In an effort to stave off accusations of homophobia, he recently found it necessary to invent a pseudoscientific basis for his distorted perspective. Qualifying his antediluvian worldview with a syllogistic fallacy, he proposed that since straight men often supposedly turn gay while being in prison, one can conclude that being gay is something one chooses, and that it is further correct to infer that all gay men have consciously made a similar choice about their sexuality at one time or another. In the resounding words of big Ben, "[They] go into prison straight, and when they come out, they're gay. So did something happen while they were in there? Ask yourself that question."
Personally, I don't believe it's necessary to ask myself anything of the sort. In fact, it makes about as much sense to ask Carson's question as it would to ask if men with muscular physiques have criminal minds just because most men look very buffed up after a period of incarceration. Applying Carson's winning formula to other areas of human behavior makes for wonderfully colorful and cost-efficient research. To find out whether or not celibacy is a lifestyle choice, one could, for example, simply examine the behavior of a person marooned on a desert island. If the person isn't happy, then all celibates must be fooling themselves into thinking they are alone by design.
Although it may come as a shock to Carson, most people are in precisely the type of gender relationship they had been drawn to from early on -- born to be wild, mild, straight, gay and often "getting bi with a little help from our friends." The fact that these dynamics may alter in prison says more about the restrictive setting than about those who are forced to be there. No one disputes that besides genuinely gay prisoners and some who come out, there are also heterosexual prisoners who settle for gay companionship while incarcerated. Similarly, we should recognize that in repressive theocracies it is often the opposite that holds true: Under these circumstances, vast numbers of gay men and women are forced to turn to heterosexual relationships out of fear or simply for the sake of solace. Imposed constraints can alter natural desires. People make do, often settling for less. Whether love wrought under dire circumstances lasts once those constraints are removed is an entirely different matter.

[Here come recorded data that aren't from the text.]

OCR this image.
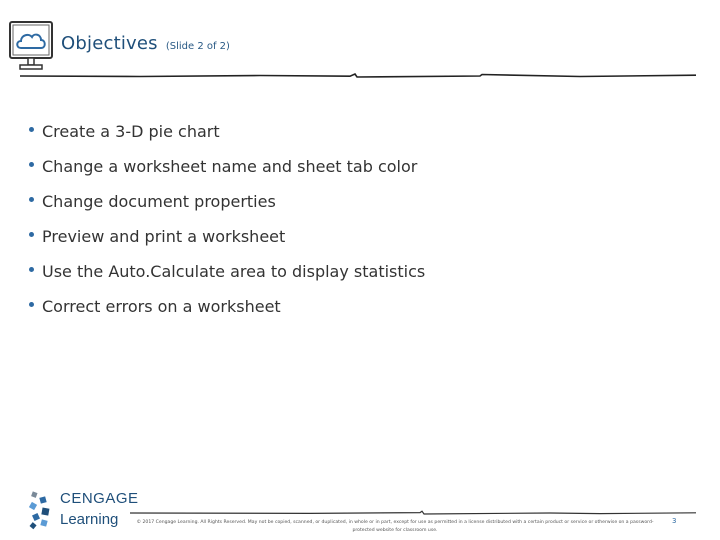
Objectives (Slide 2 of 2)
Create a 3-D pie chart
Change a worksheet name and sheet tab color
Change document properties
Preview and print a worksheet
Use the Auto.Calculate area to display statistics
Correct errors on a worksheet
CENGAGE
Learning	© 2017 Cengage Learning. All Rights Reserved. May not be copied, scanned, or duplicated, in whole or in part, except for use as permitted in a license distributed with a certain product or service or otherwise on a password-protected website for classroom use.
3
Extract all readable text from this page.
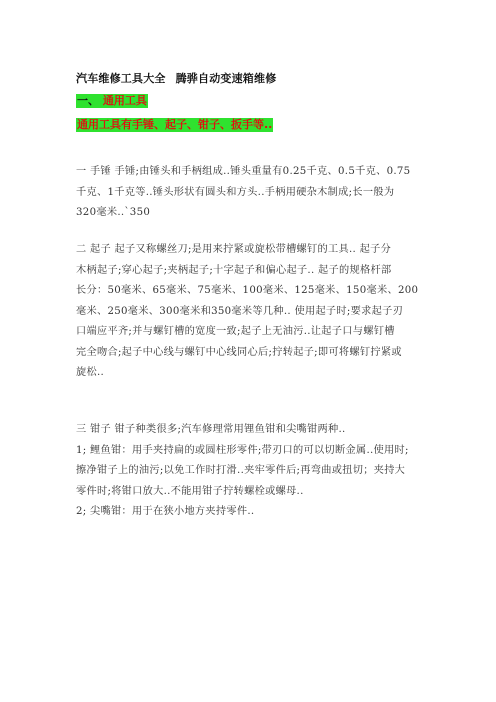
汽车维修工具大全 腾骅自动变速箱维修
一、 通用工具
通用工具有手锤、起子、钳子、扳手等..
一 手锤 手锤;由锤头和手柄组成..锤头重量有0.25千克、0.5千克、0.75
千克、1千克等..锤头形状有圆头和方头..手柄用硬杂木制成;长一般为
320毫米..`350
二 起子 起子又称螺丝刀;是用来拧紧或旋松带槽螺钉的工具.. 起子分
木柄起子;穿心起子;夹柄起子;十字起子和偏心起子.. 起子的规格杆部
长分：50毫米、65毫米、75毫米、100毫米、125毫米、150毫米、200
毫米、250毫米、300毫米和350毫米等几种.. 使用起子时;要求起子刃
口端应平齐;并与螺钉槽的宽度一致;起子上无油污..让起子口与螺钉槽
完全吻合;起子中心线与螺钉中心线同心后;拧转起子;即可将螺钉拧紧或
旋松..
三 钳子 钳子种类很多;汽车修理常用锂鱼钳和尖嘴钳两种..
1; 鲤鱼钳：用手夹持扁的或圆柱形零件;带刃口的可以切断金属..使用时;
擦净钳子上的油污;以免工作时打滑..夹牢零件后;再弯曲或扭切；夹持大
零件时;将钳口放大..不能用钳子拧转螺栓或螺母..
2; 尖嘴钳：用于在狭小地方夹持零件..
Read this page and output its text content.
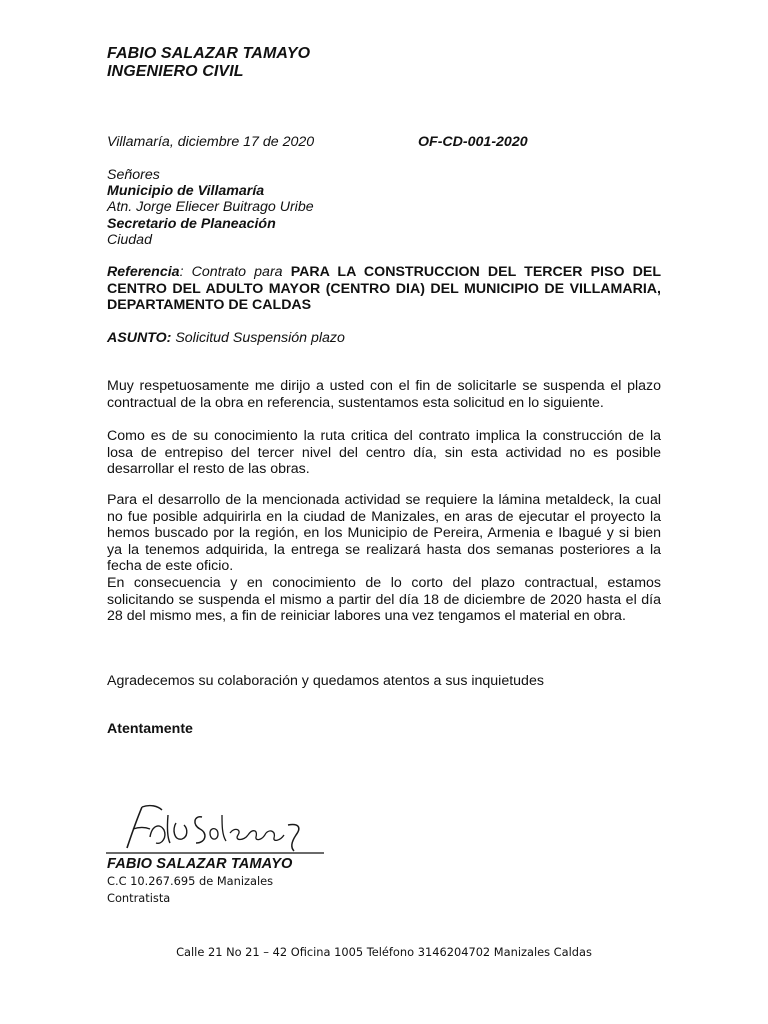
FABIO SALAZAR TAMAYO
INGENIERO CIVIL
Villamaría, diciembre 17 de 2020	OF-CD-001-2020
Señores
Municipio de Villamaría
Atn. Jorge Eliecer Buitrago Uribe
Secretario de Planeación
Ciudad
Referencia: Contrato para PARA LA CONSTRUCCION DEL TERCER PISO DEL CENTRO DEL ADULTO MAYOR (CENTRO DIA) DEL MUNICIPIO DE VILLAMARIA, DEPARTAMENTO DE CALDAS
ASUNTO: Solicitud Suspensión plazo
Muy respetuosamente me dirijo a usted con el fin de solicitarle se suspenda el plazo contractual de la obra en referencia, sustentamos esta solicitud en lo siguiente.
Como es de su conocimiento la ruta critica del contrato implica la construcción de la losa de entrepiso del tercer nivel del centro día, sin esta actividad no es posible desarrollar el resto de las obras.
Para el desarrollo de la mencionada actividad se requiere la lámina metaldeck, la cual no fue posible adquirirla en la ciudad de Manizales, en aras de ejecutar el proyecto la hemos buscado por la región, en los Municipio de Pereira, Armenia e Ibagué y si bien ya la tenemos adquirida, la entrega se realizará hasta dos semanas posteriores a la fecha de este oficio.
En consecuencia y en conocimiento de lo corto del plazo contractual, estamos solicitando se suspenda el mismo a partir del día 18 de diciembre de 2020 hasta el día 28 del mismo mes, a fin de reiniciar labores una vez tengamos el material en obra.
Agradecemos su colaboración y quedamos atentos a sus inquietudes
Atentamente
FABIO SALAZAR TAMAYO
C.C 10.267.695 de Manizales
Contratista
Calle 21 No 21 – 42 Oficina 1005 Teléfono 3146204702 Manizales Caldas
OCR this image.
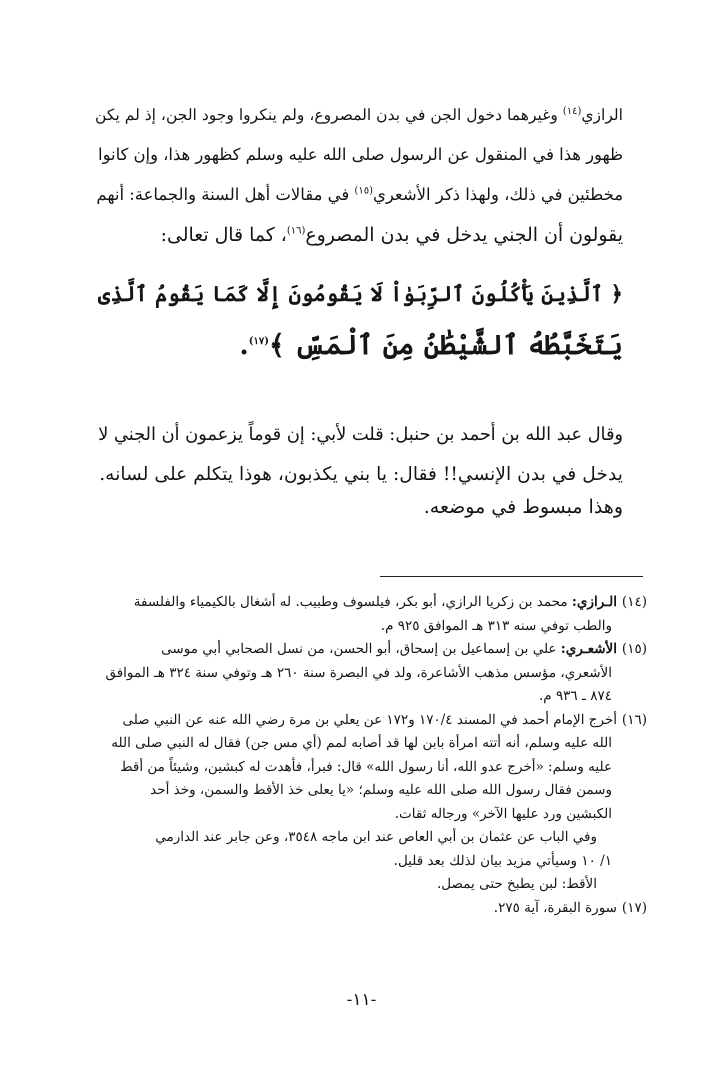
الرازي$^{(١٤)}$ وغيرهما دخول الجن في بدن المصروع، ولم ينكروا وجود الجن، إذ لم يكن
ظهور هذا في المنقول عن الرسول صلى الله عليه وسلم كظهور هذا، وإن كانوا
مخطئين في ذلك، ولهذا ذكر الأشعري$^{(١٥)}$ في مقالات أهل السنة والجماعة: أنهم
يقولون أن الجني يدخل في بدن المصروع$^{(١٦)}$، كما قال تعالى:
﴿ ٱلَّذِينَ يَأْكُلُونَ ٱلرِّبَوٰاْ لَا يَقُومُونَ إِلَّا كَمَا يَقُومُ ٱلَّذِى
يَتَخَبَّطُهُ ٱلشَّيْطَٰنُ مِنَ ٱلْمَسِّ ﴾$^{(١٧)}$.
وقال عبد الله بن أحمد بن حنبل: قلت لأبي: إن قوماً يزعمون أن الجني لا
يدخل في بدن الإنسي!! فقال: يا بني يكذبون، هوذا يتكلم على لسانه.
وهذا مبسوط في موضعه.
(١٤)الـرازي: محمد بن زكريا الرازي، أبو بكر، فيلسوف وطبيب. له أشغال بالكيمياء والفلسفة
والطب توفي سنه ٣١٣ هـ الموافق ٩٢٥ م.
(١٥)الأشعـري: علي بن إسماعيل بن إسحاق، أبو الحسن، من نسل الصحابي أبي موسى
الأشعري، مؤسس مذهب الأشاعرة، ولد في البصرة سنة ٢٦٠ هـ وتوفي سنة ٣٢٤ هـ الموافق
٨٧٤ ـ ٩٣٦ م.
(١٦)أخرج الإمام أحمد في المسند ١٧٠/٤ و١٧٢ عن يعلي بن مرة رضي الله عنه عن النبي صلى
الله عليه وسلم، أنه أتته امرأة بابن لها قد أصابه لمم (أي مس جن) فقال له النبي صلى الله
عليه وسلم: «أخرج عدو الله، أنا رسول الله» قال: فبرأ، فأهدت له كبشين، وشيئاً من أقط
وسمن فقال رسول الله صلى الله عليه وسلم؛ «يا يعلى خذ الأقط والسمن، وخذ أحد
الكبشين ورد عليها الآخر» ورجاله ثقات.
وفي الباب عن عثمان بن أبي العاص عند ابن ماجه ٣٥٤٨، وعن جابر عند الدارمي
١/ ١٠ وسيأتي مزيد بيان لذلك بعد قليل.
الأقط: لبن يطبخ حتى يمصل.
(١٧)سورة البقرة، آية ٢٧٥.
-١١-
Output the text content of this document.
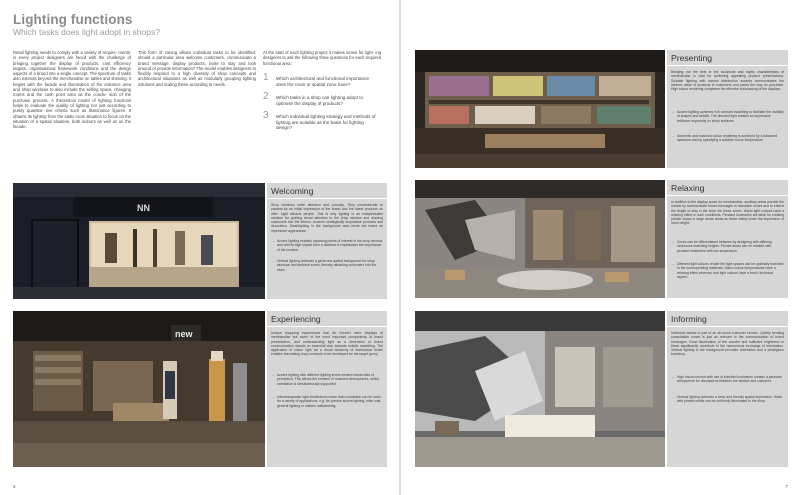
Lighting functions
Which tasks does light adopt in shops?
Retail lighting needs to comply with a variety of require- ments: in every project designers are faced with the challenge of bringing together the display of products, cost efficiency targets, organisational framework conditions and the design aspects of a brand into a single concept. The spectrum of tasks also extends beyond the merchandise on tables and shelving: it begins with the facade and illumination of the entrance area and shop windows to also include the selling space, changing rooms and the cash point area as the conclu- sion of the purchase process. A theoretical model of lighting functions helps to evaluate the quality of lighting not just according to purely quantita- tive criteria such as illuminance figures. It obtains its lighting from the static room situation to focus on the situation of a spatial situation, both indoors as well as on the facade.
This form of zoning allows individual tasks to be identified: should a particular area welcome customers, communicate a brand message, display products, invite to stay and look around or provide information? The model enables designers to flexibly respond to a high diversity of shop concepts and architectural situations as well as modularly grouping lighting solutions and scaling these according to needs.
At the start of each lighting project it makes sense for light- ing designers to ask the following three questions for each required functional area:
1 Which architectural and functional importance does the room or spatial zone have?
2 Which tasks in a shop can lighting adopt to optimise the display of products?
3 Which individual lighting strategy and methods of lighting are suitable as the basis for lighting design?
NN
Welcoming
Shop windows invite attention and curiosity. They communicate to passers-by an initial impression of the brand and the latest products on offer. Light attracts people. This is why lighting is an indispensable medium for guiding visual attention to the shop window and drawing customers into the interior. Accents strategically emphasise products and decoration. Washlighting in the background area lends the brand an impressive appearance.
→ Accent lighting enables opposing points of interest in the shop window, and with its high impact from a distance it emphasises the importance of the location.
→ Vertical lighting achieves a generous spatial background for shop windows and ambient zones, thereby attracting customers into the store.
new
Experiencing
Unique shopping experiences that far exceed mere displays of merchandise are some of the most important components of brand presentation, and understanding light as a dimension of brand communication stands on essential step towards holistic marketing. The application of colour light via a visual hierarchy of illuminance levels enables fascinating shop concepts to be developed for the target group.
→ Accent lighting with different lighting levels creates hierarchies of perception. This allows the creation of nuanced atmospheres, whilst orientation is simultaneously supported.
→ Interchangeable light distributions mean that a luminaire can be used for a variety of applications, e.g. for precise accent lighting, wide oval-general lighting or uniform wallwashing.
6
Presenting
Bringing out the best in the sculptural and haptic characteristics of merchandise is vital for achieving appealing product presentations. Suitable lighting with narrow distribution accents communicates the intrinsic value of products to customers and paves the way for purchase. High colour rendering completes the effective showcasing of the displays.
→ Accent lighting achieves rich contrast modelling to facilitate the visibility of shapes and details. The directed light creates an impressive brilliance especially on shiny surfaces.
→ Authentic and nuanced colour rendering is achieved by a balanced spectrum and by specifying a suitable colour temperature.
Relaxing
In addition to the display areas for merchandise, ancillary areas provide the means by communicate brand messages in relaxation zones and to extend the length of stay in the store via these zones. Warm light colours have a relaxing effect in such conditions. Pendant luminaires are ideal for creating private zones or large areas areas as these visibly lower the impression of room height.
→ Zones can be differentiated between by designing with differing luminance matching heights. Private areas can be created with pendant luminaires with low suspension.
→ Different light colours render the light spaces can be optimally matched to the corresponding materials. Warm colour temperatures have a relaxing effect whereas cool light colours have a fresh, technical aspect.
Informing
Individual advice is part of an all-round customer service. Quietly bending consultation zones is just as relevant to the communication of brand messages. Good illumination of the counter and sufficient brightness in these significantly contribute to the harmonious exchange of information. Vertical lighting in the background provides orientation and a prestigious backdrop.
→ High visual comfort with use of shielded luminaires creates a pleasant atmosphere for discussions between the advisor and customer.
→ Vertical lighting achieves a deep and friendly spatial impression. Walls with printed motifs can be uniformly illuminated in the shop.
7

As the reputed Republican Hopeless for the 2016 presidential election, Carson takes every opportunity to congratulate himself on his ability to speak his mind at any cost -- the cost in this case being the reinforcement of an utterly nonsensical and dangerous notion, but the cost in all cases being rationality and someone else's well-being. Although Ben plays the "bad boy" iconoclast card on a regular basis, he is very careful never to step outside party lines. His anti-politically correct posturing is not only overtly political in nature but is about as correct as most opportunism: right for himself and those who finance him.
As a rags-to-riches success story, Carson has been getting away with incendiary comments for quite some time. While many of us may have been taught that kids say the darndest things, we often forget that very accomplished adults are often capable of saying the dumbest things. Having compared Obamacare to 9/11, recent Democratic initiatives to slavery, and the president's vision to Mein Kampf, the good doctor seems to be on a roll. It's not hard to imagine just what kind of surgery Carson would recommend for our nation in order to save it from deadly cancers like same-sex marriage and equal opportunity.
In case the day should come when, in our fear, we do sign a consent form empowering someone like Dr. Run-Ben-Run Carson to lobotomize our democracy, well, not to worry, we'll still have those other geniuses to run to. I think they used to call them rocket scientists.